The “Arsenal of Freedom” is Secretary of War Pete Hegseth’s nationwide industry tour to promote and rebuild the U.S. defense industrial base. Stated goals include revitalizing American manufacturing for national security, speeding up weapons acquisition (a “wartime” or rapid-acquisition mindset), partnering with commercial tech and space firms, and rallying workers and contractors to expand production and innovation for military needs.
As presented in news coverage of Hegseth’s tenure, the Secretary of War is the cabinet-level head of the Department of War (the Pentagon equivalent); responsibilities mirror those of a defense secretary: overall civilian leadership of the military department, setting policy priorities (strategy, readiness, force modernization), overseeing acquisition and the defense industrial base, and coordinating with the President, Congress, service secretaries, combatant commanders and the Chairman of the Joint Chiefs. Operational command of forces still runs from the President to combatant commanders; service chiefs and service secretaries run their services’ administration and acquisition under the Secretary’s policy direction.
General Dynamics: large aerospace and defense contractor (ships, combat vehicles, munitions, mission systems) — e.g., combat vehicles and shipbuilding units. Anduril: defense technology company focused on AI-enabled sensors, autonomous systems, and defense software (sensors, counter‑UAS, autonomy).

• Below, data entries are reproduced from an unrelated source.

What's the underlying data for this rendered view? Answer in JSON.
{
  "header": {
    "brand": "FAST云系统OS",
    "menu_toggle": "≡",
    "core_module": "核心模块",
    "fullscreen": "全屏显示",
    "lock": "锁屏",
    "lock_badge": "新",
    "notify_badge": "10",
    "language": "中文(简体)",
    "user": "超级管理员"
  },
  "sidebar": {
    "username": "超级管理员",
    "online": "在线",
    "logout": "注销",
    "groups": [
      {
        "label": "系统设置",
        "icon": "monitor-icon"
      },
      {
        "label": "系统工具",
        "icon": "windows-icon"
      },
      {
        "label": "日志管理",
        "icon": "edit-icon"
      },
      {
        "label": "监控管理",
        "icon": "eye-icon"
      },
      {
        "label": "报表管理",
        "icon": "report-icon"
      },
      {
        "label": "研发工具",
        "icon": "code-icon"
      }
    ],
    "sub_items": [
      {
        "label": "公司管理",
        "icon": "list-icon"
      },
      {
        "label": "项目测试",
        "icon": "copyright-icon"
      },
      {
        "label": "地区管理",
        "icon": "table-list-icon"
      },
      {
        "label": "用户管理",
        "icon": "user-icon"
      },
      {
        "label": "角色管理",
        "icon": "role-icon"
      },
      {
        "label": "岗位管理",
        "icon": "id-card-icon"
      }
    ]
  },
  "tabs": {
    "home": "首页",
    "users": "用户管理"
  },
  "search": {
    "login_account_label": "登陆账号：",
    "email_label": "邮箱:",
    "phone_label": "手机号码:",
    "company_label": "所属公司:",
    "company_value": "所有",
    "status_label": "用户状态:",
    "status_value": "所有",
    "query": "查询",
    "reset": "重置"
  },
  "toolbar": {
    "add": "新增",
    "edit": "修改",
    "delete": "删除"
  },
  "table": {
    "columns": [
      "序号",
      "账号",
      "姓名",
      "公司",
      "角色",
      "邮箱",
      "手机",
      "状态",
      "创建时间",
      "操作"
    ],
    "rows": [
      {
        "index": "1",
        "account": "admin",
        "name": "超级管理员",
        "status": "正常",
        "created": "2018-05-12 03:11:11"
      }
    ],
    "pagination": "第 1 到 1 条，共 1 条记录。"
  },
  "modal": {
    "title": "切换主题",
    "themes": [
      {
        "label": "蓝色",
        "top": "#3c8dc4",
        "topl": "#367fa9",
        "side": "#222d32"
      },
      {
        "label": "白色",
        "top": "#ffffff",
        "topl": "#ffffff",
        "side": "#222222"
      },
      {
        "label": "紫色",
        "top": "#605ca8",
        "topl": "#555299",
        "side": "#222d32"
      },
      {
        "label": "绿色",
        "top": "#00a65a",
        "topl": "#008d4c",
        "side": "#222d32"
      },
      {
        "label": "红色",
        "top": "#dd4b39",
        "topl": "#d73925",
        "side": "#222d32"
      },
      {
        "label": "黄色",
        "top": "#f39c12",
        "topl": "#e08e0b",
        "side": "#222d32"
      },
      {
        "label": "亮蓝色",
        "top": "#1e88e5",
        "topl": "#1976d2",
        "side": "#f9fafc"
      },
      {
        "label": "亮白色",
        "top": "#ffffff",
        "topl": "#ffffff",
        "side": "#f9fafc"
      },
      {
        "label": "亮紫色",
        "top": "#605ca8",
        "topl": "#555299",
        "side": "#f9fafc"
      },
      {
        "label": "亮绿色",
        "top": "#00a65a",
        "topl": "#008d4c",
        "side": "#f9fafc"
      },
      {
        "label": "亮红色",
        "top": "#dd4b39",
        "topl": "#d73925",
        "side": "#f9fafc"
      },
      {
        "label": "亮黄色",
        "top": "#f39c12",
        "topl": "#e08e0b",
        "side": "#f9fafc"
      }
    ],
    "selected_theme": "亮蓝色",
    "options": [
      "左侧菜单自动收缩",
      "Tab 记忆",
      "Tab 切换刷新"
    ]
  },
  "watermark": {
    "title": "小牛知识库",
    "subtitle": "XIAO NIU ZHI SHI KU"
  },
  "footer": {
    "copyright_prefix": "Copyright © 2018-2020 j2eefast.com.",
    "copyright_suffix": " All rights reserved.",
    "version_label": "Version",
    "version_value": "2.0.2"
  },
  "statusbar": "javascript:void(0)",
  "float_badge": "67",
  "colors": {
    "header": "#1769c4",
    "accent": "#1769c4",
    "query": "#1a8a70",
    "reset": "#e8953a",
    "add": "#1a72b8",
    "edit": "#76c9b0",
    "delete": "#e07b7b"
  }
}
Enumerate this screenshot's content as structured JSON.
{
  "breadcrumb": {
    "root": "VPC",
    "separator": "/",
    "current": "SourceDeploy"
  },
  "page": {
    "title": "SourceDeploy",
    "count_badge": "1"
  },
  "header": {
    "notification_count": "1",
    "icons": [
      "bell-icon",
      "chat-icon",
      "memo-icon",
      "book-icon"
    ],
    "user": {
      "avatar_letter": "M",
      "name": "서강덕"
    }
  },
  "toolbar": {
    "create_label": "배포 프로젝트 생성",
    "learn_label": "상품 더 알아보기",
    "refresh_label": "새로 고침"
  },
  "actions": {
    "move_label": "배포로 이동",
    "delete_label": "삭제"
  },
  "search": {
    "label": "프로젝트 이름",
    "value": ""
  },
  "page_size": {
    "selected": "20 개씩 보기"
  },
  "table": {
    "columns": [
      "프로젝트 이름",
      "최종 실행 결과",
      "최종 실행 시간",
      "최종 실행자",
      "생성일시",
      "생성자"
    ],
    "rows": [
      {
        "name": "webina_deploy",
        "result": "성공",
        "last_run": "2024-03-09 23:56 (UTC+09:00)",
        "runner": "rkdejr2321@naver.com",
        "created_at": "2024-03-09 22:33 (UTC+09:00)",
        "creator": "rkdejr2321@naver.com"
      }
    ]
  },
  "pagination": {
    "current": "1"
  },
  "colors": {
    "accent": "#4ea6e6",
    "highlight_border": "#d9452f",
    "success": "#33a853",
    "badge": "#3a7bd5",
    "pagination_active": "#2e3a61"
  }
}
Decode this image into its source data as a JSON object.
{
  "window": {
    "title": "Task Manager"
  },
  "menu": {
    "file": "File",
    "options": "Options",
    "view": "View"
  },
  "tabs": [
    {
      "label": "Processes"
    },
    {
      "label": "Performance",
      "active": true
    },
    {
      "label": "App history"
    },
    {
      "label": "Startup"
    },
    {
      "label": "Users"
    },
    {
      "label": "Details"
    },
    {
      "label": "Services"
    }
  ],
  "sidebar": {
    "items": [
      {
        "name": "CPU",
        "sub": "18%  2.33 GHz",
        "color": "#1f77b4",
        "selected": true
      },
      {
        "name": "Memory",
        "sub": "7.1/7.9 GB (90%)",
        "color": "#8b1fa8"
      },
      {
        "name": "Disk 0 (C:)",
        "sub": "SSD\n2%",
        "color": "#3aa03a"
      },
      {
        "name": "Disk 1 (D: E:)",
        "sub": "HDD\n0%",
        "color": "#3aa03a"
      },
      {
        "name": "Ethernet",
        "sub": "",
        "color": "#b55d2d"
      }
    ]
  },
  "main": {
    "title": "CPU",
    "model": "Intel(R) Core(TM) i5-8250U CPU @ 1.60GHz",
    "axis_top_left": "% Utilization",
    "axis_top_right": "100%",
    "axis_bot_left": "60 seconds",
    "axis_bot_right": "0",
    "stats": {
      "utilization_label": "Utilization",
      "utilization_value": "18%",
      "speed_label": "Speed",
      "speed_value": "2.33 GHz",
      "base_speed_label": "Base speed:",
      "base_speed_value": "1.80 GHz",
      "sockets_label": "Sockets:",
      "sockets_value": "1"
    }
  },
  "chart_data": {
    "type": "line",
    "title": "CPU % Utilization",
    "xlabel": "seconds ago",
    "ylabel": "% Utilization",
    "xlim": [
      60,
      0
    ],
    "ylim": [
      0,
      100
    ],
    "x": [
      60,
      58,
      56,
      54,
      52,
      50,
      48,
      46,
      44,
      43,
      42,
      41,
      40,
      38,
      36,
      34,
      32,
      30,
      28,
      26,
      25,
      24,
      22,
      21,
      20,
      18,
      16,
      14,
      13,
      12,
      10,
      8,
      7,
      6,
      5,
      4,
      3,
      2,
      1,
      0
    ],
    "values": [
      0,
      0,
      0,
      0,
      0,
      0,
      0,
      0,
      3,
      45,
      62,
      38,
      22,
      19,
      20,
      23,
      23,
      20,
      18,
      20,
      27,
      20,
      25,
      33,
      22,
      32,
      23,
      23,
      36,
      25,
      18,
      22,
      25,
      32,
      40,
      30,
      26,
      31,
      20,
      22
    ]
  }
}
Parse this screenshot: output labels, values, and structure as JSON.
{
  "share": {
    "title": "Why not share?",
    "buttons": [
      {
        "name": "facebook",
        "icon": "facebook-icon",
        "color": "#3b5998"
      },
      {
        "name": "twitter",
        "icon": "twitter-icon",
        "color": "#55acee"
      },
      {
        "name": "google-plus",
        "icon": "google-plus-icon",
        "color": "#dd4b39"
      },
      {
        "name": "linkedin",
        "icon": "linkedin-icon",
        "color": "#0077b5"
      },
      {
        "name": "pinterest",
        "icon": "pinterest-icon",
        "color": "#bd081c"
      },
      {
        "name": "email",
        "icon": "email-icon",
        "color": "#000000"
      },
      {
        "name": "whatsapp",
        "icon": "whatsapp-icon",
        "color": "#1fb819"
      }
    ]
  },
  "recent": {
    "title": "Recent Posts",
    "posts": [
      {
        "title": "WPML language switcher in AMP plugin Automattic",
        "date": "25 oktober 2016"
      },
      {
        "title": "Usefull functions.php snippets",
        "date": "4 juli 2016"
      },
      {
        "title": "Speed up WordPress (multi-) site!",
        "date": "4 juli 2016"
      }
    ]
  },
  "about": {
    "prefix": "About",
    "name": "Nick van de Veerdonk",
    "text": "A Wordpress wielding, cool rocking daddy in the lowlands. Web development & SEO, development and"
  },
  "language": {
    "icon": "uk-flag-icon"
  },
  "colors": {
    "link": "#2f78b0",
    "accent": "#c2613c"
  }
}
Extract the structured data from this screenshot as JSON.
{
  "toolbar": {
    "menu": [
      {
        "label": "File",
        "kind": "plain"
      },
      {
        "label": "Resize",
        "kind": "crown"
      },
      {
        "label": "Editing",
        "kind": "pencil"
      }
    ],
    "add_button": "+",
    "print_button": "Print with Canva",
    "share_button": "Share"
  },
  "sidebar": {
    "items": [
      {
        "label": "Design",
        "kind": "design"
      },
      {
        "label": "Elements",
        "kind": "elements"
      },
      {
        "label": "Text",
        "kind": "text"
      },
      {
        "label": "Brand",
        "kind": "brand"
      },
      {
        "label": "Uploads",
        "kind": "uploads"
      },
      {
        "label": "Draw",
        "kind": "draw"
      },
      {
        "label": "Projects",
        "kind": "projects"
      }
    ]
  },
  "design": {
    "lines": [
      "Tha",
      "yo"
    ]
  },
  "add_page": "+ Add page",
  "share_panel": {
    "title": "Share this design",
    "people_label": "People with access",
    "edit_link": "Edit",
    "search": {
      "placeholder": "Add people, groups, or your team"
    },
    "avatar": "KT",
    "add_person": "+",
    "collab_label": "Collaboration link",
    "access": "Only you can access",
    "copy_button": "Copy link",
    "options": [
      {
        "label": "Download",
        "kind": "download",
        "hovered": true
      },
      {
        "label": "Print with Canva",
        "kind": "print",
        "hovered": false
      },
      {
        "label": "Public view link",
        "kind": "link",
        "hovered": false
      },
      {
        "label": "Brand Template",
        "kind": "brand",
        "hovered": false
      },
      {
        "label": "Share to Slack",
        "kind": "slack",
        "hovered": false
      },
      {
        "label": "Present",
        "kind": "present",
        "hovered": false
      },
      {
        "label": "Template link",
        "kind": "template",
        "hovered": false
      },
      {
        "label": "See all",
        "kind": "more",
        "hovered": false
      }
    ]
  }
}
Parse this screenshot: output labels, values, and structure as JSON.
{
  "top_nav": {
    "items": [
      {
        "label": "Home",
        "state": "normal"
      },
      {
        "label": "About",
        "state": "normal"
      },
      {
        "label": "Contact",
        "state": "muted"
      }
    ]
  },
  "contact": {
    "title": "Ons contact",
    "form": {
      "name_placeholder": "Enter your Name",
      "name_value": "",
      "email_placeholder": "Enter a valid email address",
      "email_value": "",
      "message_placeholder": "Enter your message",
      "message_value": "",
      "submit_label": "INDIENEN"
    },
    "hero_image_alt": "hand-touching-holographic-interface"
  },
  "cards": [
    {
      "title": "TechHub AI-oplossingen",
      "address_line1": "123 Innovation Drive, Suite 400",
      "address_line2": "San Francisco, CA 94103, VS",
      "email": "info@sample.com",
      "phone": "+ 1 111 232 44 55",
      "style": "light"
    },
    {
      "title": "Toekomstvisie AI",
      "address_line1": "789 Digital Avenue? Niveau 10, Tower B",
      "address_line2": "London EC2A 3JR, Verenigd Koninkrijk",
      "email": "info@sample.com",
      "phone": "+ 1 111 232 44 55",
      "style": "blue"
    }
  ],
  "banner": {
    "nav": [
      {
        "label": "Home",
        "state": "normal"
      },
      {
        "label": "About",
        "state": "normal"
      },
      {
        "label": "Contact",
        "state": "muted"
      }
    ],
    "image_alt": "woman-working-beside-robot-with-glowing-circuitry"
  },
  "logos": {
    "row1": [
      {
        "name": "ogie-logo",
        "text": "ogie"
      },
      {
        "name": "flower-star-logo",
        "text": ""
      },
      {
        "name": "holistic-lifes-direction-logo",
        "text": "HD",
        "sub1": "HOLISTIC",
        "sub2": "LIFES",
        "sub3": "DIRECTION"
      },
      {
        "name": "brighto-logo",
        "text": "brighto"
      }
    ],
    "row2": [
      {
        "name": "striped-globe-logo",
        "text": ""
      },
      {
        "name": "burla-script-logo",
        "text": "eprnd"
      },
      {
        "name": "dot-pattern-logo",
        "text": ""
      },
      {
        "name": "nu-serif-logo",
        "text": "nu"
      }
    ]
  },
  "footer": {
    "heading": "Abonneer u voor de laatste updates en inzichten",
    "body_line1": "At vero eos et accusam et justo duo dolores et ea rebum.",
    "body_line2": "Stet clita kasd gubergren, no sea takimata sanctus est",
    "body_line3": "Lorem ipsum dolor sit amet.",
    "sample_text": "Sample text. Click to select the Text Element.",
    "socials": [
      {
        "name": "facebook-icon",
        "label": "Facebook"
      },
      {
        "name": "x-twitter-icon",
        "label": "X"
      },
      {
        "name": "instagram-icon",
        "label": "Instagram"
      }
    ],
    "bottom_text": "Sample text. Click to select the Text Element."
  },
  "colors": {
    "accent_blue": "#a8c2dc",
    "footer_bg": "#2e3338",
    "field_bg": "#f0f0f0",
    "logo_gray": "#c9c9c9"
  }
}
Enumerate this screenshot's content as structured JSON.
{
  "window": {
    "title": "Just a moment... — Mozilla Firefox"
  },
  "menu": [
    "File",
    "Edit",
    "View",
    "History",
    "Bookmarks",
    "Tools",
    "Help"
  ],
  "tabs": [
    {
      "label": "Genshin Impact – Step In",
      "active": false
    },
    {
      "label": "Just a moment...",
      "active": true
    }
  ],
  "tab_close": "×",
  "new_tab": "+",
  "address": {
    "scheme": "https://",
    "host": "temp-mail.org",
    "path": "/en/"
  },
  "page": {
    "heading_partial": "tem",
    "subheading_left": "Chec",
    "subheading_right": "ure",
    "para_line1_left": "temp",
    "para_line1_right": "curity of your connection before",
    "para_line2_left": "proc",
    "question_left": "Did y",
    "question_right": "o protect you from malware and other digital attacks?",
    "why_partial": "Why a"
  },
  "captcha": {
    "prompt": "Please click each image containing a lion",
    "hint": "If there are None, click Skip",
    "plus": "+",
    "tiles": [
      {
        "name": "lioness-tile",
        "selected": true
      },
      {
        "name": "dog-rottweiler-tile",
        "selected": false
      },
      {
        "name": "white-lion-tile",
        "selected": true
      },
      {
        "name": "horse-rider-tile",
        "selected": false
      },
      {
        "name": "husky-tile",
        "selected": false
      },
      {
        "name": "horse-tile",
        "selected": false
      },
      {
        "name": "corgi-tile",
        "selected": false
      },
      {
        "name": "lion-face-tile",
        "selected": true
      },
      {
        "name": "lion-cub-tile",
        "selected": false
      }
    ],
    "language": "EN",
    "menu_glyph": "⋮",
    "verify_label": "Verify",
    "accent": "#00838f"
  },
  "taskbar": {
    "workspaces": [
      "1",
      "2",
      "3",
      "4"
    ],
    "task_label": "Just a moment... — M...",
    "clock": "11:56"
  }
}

Bath Iron Works (HII): major U.S. naval shipbuilder that constructs destroyers, frigates and other surface combatants for the U.S. Navy.
The Department of War advisory and contemporaneous press reporting frame the visits as part of outreach to industry to highlight the tour’s agenda (industrial base revival, faster acquisitions and partnerships with commercial tech). The advisory does not announce specific contracts; reporting shows the stops mix public relations, political messaging and policy advocacy (and may include acquisition-level discussions behind closed doors), not formal contract awards in the advisory itself.
The Department of War advisory does not list open press events. News coverage shows Hegseth often gives public remarks at tour stops, but whether any specific Quonset Point or Bath events were open to press or scheduled briefings is not stated in the advisory; public access/briefing details were not published there.
No specific policy or procurement decisions tied to this Rhode Island/Maine tour stop were announced in the Department of War advisory; the tour is presented as a broader initiative to push acquisition and industrial‑base priorities, not to declare new contracts at that advisory’s publication.